Dem fixer weighs in on U.S. political atmosphere
Democratic consultant Scott Ferson joined Boston Herald Radio’s “Morning Meeting” yesterday to talk about Georgia’s heavily Republican 6th Congressional District special election Tuesday to fill Secretary of Human and Health Services Tom Price’s old seat. Democrat Jon Ossoff’s strong run prompted a “Flip the Sixth” slogan. Ossoff will be in a
runoff in June with Karen Handel, who led a crowded Republican field:
Q: So talk to us about the race.
A: A couple of things struck me, but the thing that I was really angry about is five hours after the polls close at 7 o’clock we don’t know how to count votes? This is ridiculous that we’re waiting around. Depending on whatever side that you’re on, there’s got to be a better way to figure out how to report votes after they’ve been cast.
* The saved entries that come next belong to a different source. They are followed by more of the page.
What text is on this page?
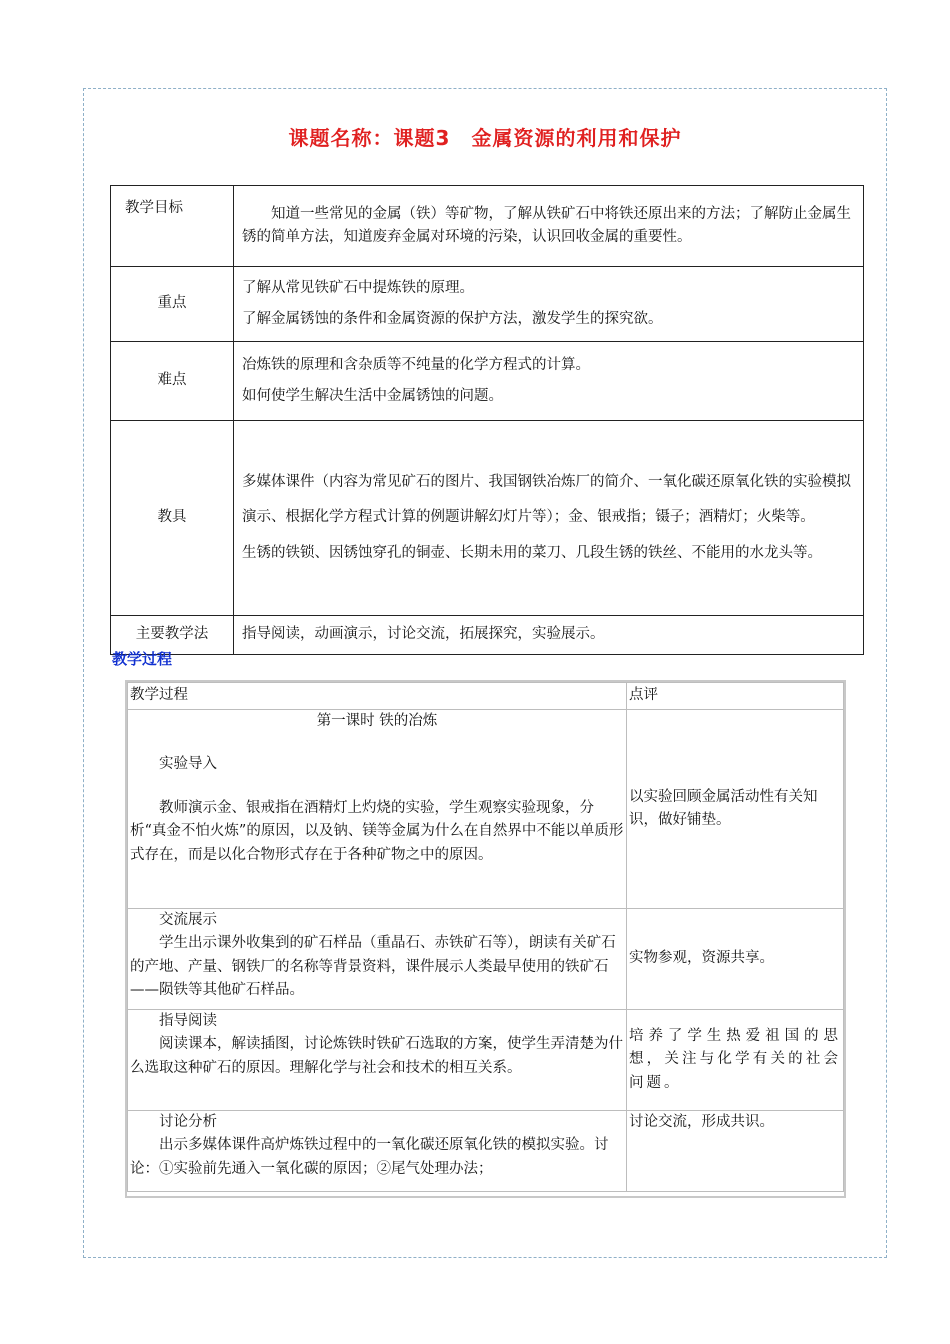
课题名称：课题3　金属资源的利用和保护
教学目标	知道一些常见的金属（铁）等矿物，了解从铁矿石中将铁还原出来的方法；了解防止金属生锈的简单方法，知道废弃金属对环境的污染，认识回收金属的重要性。

重点	了解从常见铁矿石中提炼铁的原理。

了解金属锈蚀的条件和金属资源的保护方法，激发学生的探究欲。

难点	冶炼铁的原理和含杂质等不纯量的化学方程式的计算。

如何使学生解决生活中金属锈蚀的问题。

教具	多媒体课件（内容为常见矿石的图片、我国钢铁冶炼厂的简介、一氧化碳还原氧化铁的实验模拟演示、根据化学方程式计算的例题讲解幻灯片等）；金、银戒指；镊子；酒精灯；火柴等。

生锈的铁锁、因锈蚀穿孔的铜壶、长期未用的菜刀、几段生锈的铁丝、不能用的水龙头等。

主要教学法	指导阅读，动画演示，讨论交流，拓展探究，实验展示。
教学过程
教学过程	点评

第一课时 铁的冶炼

实验导入

教师演示金、银戒指在酒精灯上灼烧的实验，学生观察实验现象，分析“真金不怕火炼”的原因，以及钠、镁等金属为什么在自然界中不能以单质形式存在，而是以化合物形式存在于各种矿物之中的原因。	以实验回顾金属活动性有关知识，做好铺垫。

交流展示

学生出示课外收集到的矿石样品（重晶石、赤铁矿石等），朗读有关矿石的产地、产量、钢铁厂的名称等背景资料，课件展示人类最早使用的铁矿石——陨铁等其他矿石样品。	实物参观，资源共享。

指导阅读

阅读课本，解读插图，讨论炼铁时铁矿石选取的方案，使学生弄清楚为什么选取这种矿石的原因。理解化学与社会和技术的相互关系。	培养了学生热爱祖国的思想，关注与化学有关的社会问题。

讨论分析

出示多媒体课件高炉炼铁过程中的一氧化碳还原氧化铁的模拟实验。讨论：①实验前先通入一氧化碳的原因；②尾气处理办法；	讨论交流，形成共识。
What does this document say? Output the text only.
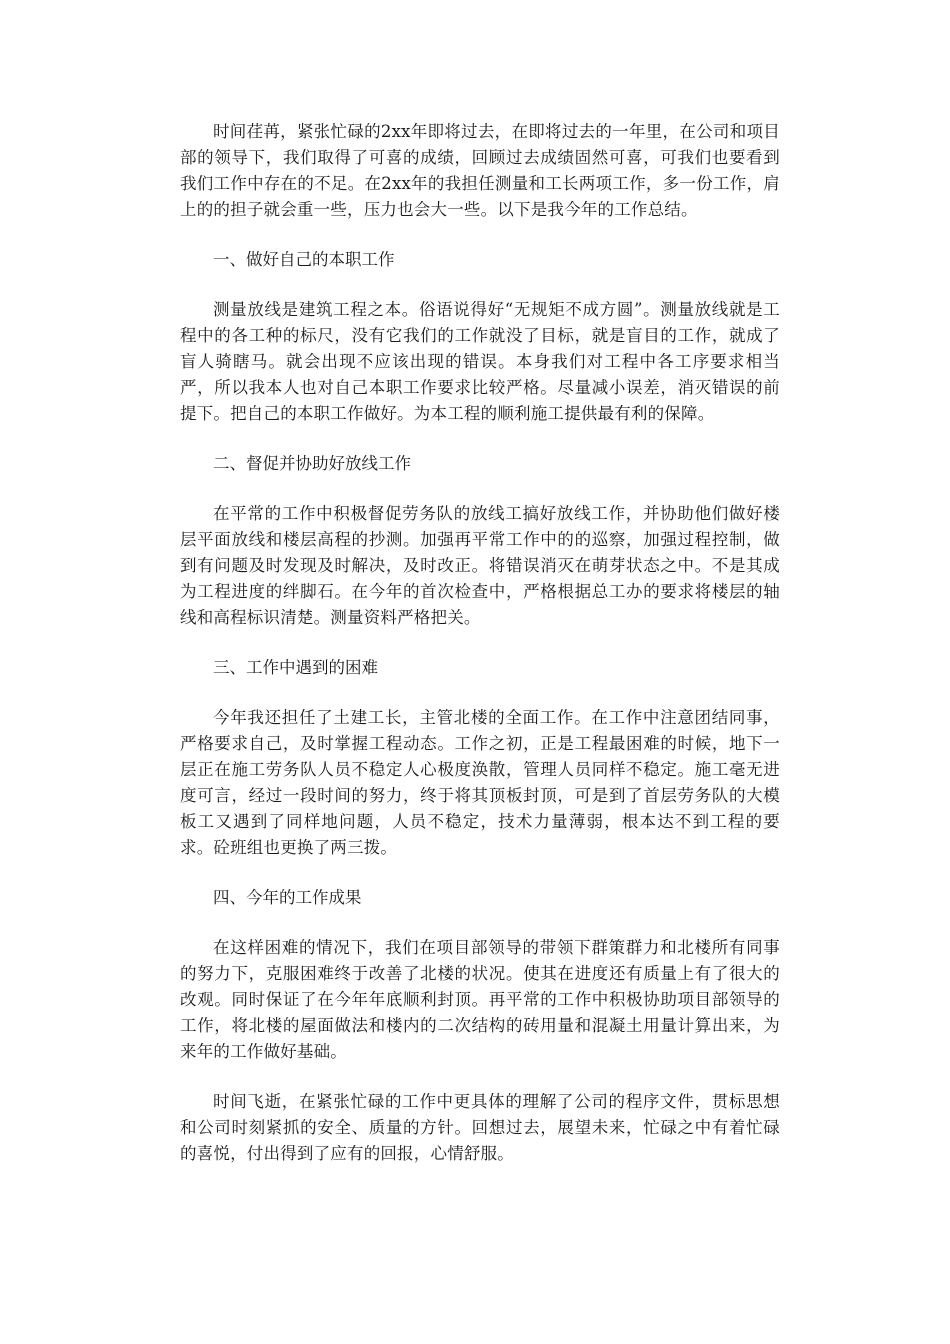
时间荏苒，紧张忙碌的2xx年即将过去，在即将过去的一年里，在公司和项目部的领导下，我们取得了可喜的成绩，回顾过去成绩固然可喜，可我们也要看到我们工作中存在的不足。在2xx年的我担任测量和工长两项工作，多一份工作，肩上的的担子就会重一些，压力也会大一些。以下是我今年的工作总结。

一、做好自己的本职工作

测量放线是建筑工程之本。俗语说得好“无规矩不成方圆”。测量放线就是工程中的各工种的标尺，没有它我们的工作就没了目标，就是盲目的工作，就成了盲人骑瞎马。就会出现不应该出现的错误。本身我们对工程中各工序要求相当严，所以我本人也对自己本职工作要求比较严格。尽量减小误差，消灭错误的前提下。把自己的本职工作做好。为本工程的顺利施工提供最有利的保障。

二、督促并协助好放线工作

在平常的工作中积极督促劳务队的放线工搞好放线工作，并协助他们做好楼层平面放线和楼层高程的抄测。加强再平常工作中的的巡察，加强过程控制，做到有问题及时发现及时解决，及时改正。将错误消灭在萌芽状态之中。不是其成为工程进度的绊脚石。在今年的首次检查中，严格根据总工办的要求将楼层的轴线和高程标识清楚。测量资料严格把关。

三、工作中遇到的困难

今年我还担任了土建工长，主管北楼的全面工作。在工作中注意团结同事，严格要求自己，及时掌握工程动态。工作之初，正是工程最困难的时候，地下一层正在施工劳务队人员不稳定人心极度涣散，管理人员同样不稳定。施工毫无进度可言，经过一段时间的努力，终于将其顶板封顶，可是到了首层劳务队的大模板工又遇到了同样地问题，人员不稳定，技术力量薄弱，根本达不到工程的要求。砼班组也更换了两三拨。

四、今年的工作成果

在这样困难的情况下，我们在项目部领导的带领下群策群力和北楼所有同事的努力下，克服困难终于改善了北楼的状况。使其在进度还有质量上有了很大的改观。同时保证了在今年年底顺利封顶。再平常的工作中积极协助项目部领导的工作，将北楼的屋面做法和楼内的二次结构的砖用量和混凝土用量计算出来，为来年的工作做好基础。

时间飞逝，在紧张忙碌的工作中更具体的理解了公司的程序文件，贯标思想和公司时刻紧抓的安全、质量的方针。回想过去，展望未来，忙碌之中有着忙碌的喜悦，付出得到了应有的回报，心情舒服。
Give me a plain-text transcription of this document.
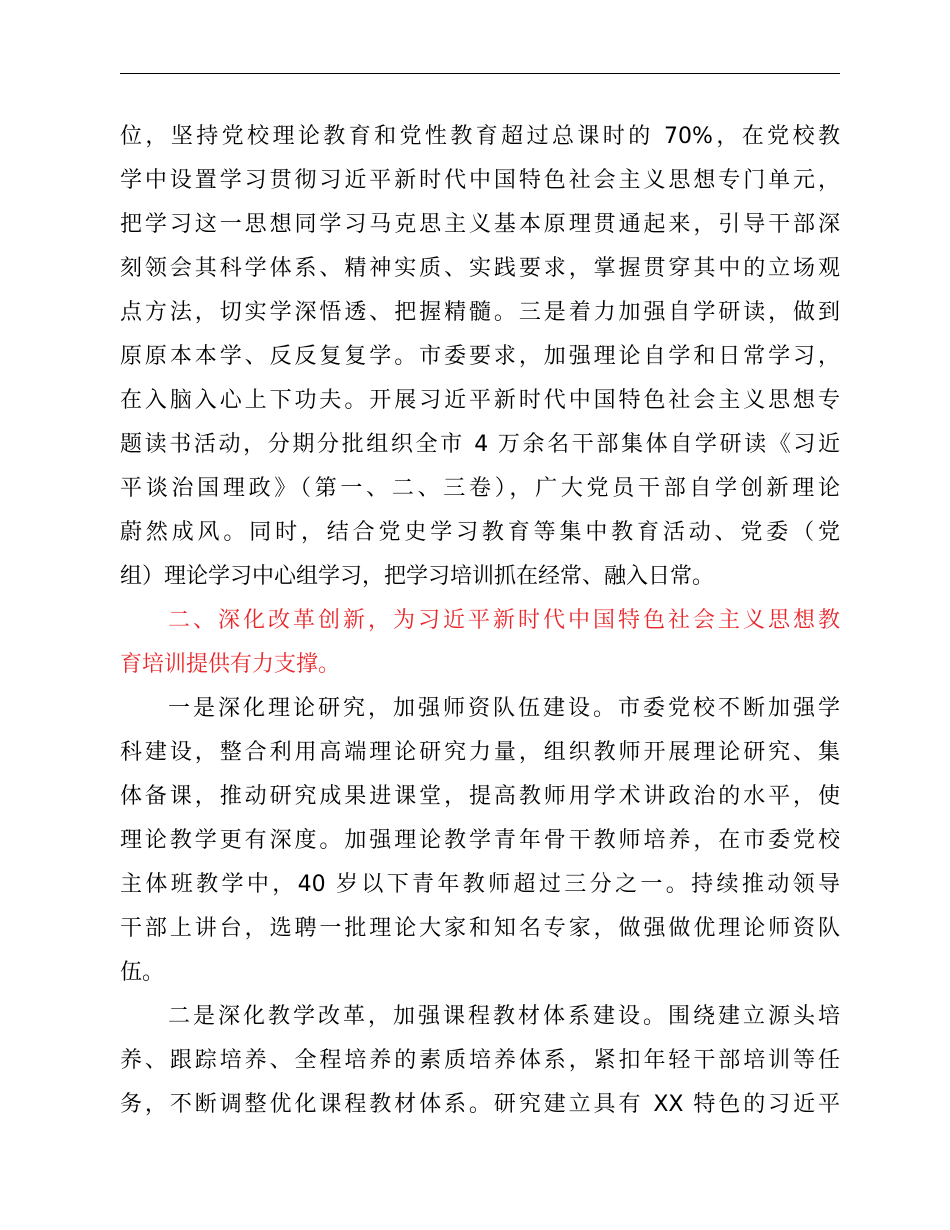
位，坚持党校理论教育和党性教育超过总课时的 70%，在党校教
学中设置学习贯彻习近平新时代中国特色社会主义思想专门单元，
把学习这一思想同学习马克思主义基本原理贯通起来，引导干部深
刻领会其科学体系、精神实质、实践要求，掌握贯穿其中的立场观
点方法，切实学深悟透、把握精髓。三是着力加强自学研读，做到
原原本本学、反反复复学。市委要求，加强理论自学和日常学习，
在入脑入心上下功夫。开展习近平新时代中国特色社会主义思想专
题读书活动，分期分批组织全市 4 万余名干部集体自学研读《习近
平谈治国理政》（第一、二、三卷），广大党员干部自学创新理论
蔚然成风。同时，结合党史学习教育等集中教育活动、党委（党
组）理论学习中心组学习，把学习培训抓在经常、融入日常。
二、深化改革创新，为习近平新时代中国特色社会主义思想教
育培训提供有力支撑。
一是深化理论研究，加强师资队伍建设。市委党校不断加强学
科建设，整合利用高端理论研究力量，组织教师开展理论研究、集
体备课，推动研究成果进课堂，提高教师用学术讲政治的水平，使
理论教学更有深度。加强理论教学青年骨干教师培养，在市委党校
主体班教学中，40 岁以下青年教师超过三分之一。持续推动领导
干部上讲台，选聘一批理论大家和知名专家，做强做优理论师资队
伍。
二是深化教学改革，加强课程教材体系建设。围绕建立源头培
养、跟踪培养、全程培养的素质培养体系，紧扣年轻干部培训等任
务，不断调整优化课程教材体系。研究建立具有 XX 特色的习近平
It’s interesting, though. Ossoff, he got 92,000 votes. If he had gotten another 4,000 votes there wouldn’t have been a runoff. I mean that’s really how close a guy nobody had heard of a couple of months ago came to capturing this seat. And I agree, it’s a Republican seat, it’s an uphill battle for the Democrat. But 4,000 votes and it would have been really big news I think we would be talking about today.
Q: Voters who are Democratic are so energized and really getting out to the polls that the idea that a Democrat in the thick of a Republican Georgia could potentially win was just as big of a deal as Scott Brown being able to win as a Republican in Massachusetts.
A: Yeah. I think there’s a thread to that ... Ossoff is not part of the political establishment ... he’s 30 years old, he sort of shows up and he decides he’s going to run for Congress and he captures sort of people’s excitement on the D side. And it was clear too on the Republican side. I don’t know any of these people really well, but the nominee from the Republicans has lost several races before in Republican primaries. And it’s clear that there wasn’t any excitement on the Republican side. There’s nobody who really captured anywhere near a third of the Republican vote and Newt Gingrich and others endorsed candidates who even did a lot worse than she did.
So I know there’s going to be a lot of focus on this being a referendum on Donald Trump, but my sense is that a lot of these races are local and people are looking at sort of the establishment candidates and aren’t very excited about it, which I think is ultimately a problem for both Republicans and Democrats.